In this context of transition where many universities and teachers have to give shape to new curriculum designs incorporating EMI, and where the linguistic competence of teachers and students seems necessary for a successful implementation of such curriculum, learning methodologies become an essential element in play to achieve the educational aims. Mainly, these learning methodologies could help overcome a number of shortcomings such as the abovementioned in order to achieve successful teaching and learning in EMI contexts.

Key Terms in this Chapter

Cognitive Load: Refers to the total amount of mental activity that the working memory can handle.

Glocalization: Refers to the need for universities to work at a local and global level in order to attract international students as well as those who belong to minoritized communities.

EMI: English-Medium Instruction.
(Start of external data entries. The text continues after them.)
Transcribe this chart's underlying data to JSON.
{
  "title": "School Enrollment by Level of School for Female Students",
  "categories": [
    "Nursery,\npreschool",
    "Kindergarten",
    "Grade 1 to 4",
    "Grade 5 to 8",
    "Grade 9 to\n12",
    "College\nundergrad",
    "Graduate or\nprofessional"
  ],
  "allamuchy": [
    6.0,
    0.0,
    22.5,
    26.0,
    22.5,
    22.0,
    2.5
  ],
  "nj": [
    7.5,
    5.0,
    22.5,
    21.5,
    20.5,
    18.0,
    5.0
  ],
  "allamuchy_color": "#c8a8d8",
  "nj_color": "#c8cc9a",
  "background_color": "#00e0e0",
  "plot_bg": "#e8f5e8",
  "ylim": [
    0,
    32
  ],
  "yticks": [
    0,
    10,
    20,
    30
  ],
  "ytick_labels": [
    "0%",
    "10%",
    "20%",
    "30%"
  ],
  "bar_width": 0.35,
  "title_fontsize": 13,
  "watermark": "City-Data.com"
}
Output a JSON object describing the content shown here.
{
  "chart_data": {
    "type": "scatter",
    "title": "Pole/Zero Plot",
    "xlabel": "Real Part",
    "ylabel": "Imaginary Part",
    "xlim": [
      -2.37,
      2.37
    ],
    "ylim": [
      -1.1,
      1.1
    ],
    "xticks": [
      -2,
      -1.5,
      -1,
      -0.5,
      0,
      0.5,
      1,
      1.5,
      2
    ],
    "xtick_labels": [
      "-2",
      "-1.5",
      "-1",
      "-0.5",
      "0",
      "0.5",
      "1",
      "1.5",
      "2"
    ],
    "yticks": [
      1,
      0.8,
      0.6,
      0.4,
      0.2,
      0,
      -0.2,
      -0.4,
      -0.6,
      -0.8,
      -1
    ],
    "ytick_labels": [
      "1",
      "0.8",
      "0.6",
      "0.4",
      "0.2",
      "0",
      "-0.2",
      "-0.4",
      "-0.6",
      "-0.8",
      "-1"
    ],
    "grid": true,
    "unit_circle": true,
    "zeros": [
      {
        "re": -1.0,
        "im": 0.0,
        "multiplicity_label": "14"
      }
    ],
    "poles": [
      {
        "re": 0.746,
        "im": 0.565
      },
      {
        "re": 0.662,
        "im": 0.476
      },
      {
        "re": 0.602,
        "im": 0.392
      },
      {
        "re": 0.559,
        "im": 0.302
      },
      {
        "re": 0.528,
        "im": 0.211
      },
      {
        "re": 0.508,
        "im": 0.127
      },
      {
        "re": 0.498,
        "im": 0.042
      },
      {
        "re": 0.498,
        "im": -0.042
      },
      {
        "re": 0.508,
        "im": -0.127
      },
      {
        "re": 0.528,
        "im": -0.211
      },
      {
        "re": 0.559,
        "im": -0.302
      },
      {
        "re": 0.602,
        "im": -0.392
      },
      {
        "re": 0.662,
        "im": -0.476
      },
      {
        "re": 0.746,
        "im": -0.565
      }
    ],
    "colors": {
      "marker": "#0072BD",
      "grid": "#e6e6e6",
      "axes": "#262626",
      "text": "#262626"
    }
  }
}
Refers to a type of tuition in which English is used to teach academic subjects at high schools and higher institutions where English is not the first language.

Design Principles: Refers to a series of pedagogical recommendations that involve the design of a learning environment.

Flipped Learning: A type of blended learning methodology in which the contents and explanations are given in advance normally through video, and in-class time is devoted to assessing students’ understanding, foster collaborative work and critical thinking.

Blended Learning: A type of learning that combines teacher presence with online tuition in which between a 20% and 79% of the class contents and activities are delivered online.

Internationalization: The process of exchange between higher education institutions and nations which normally takes place within the public domain.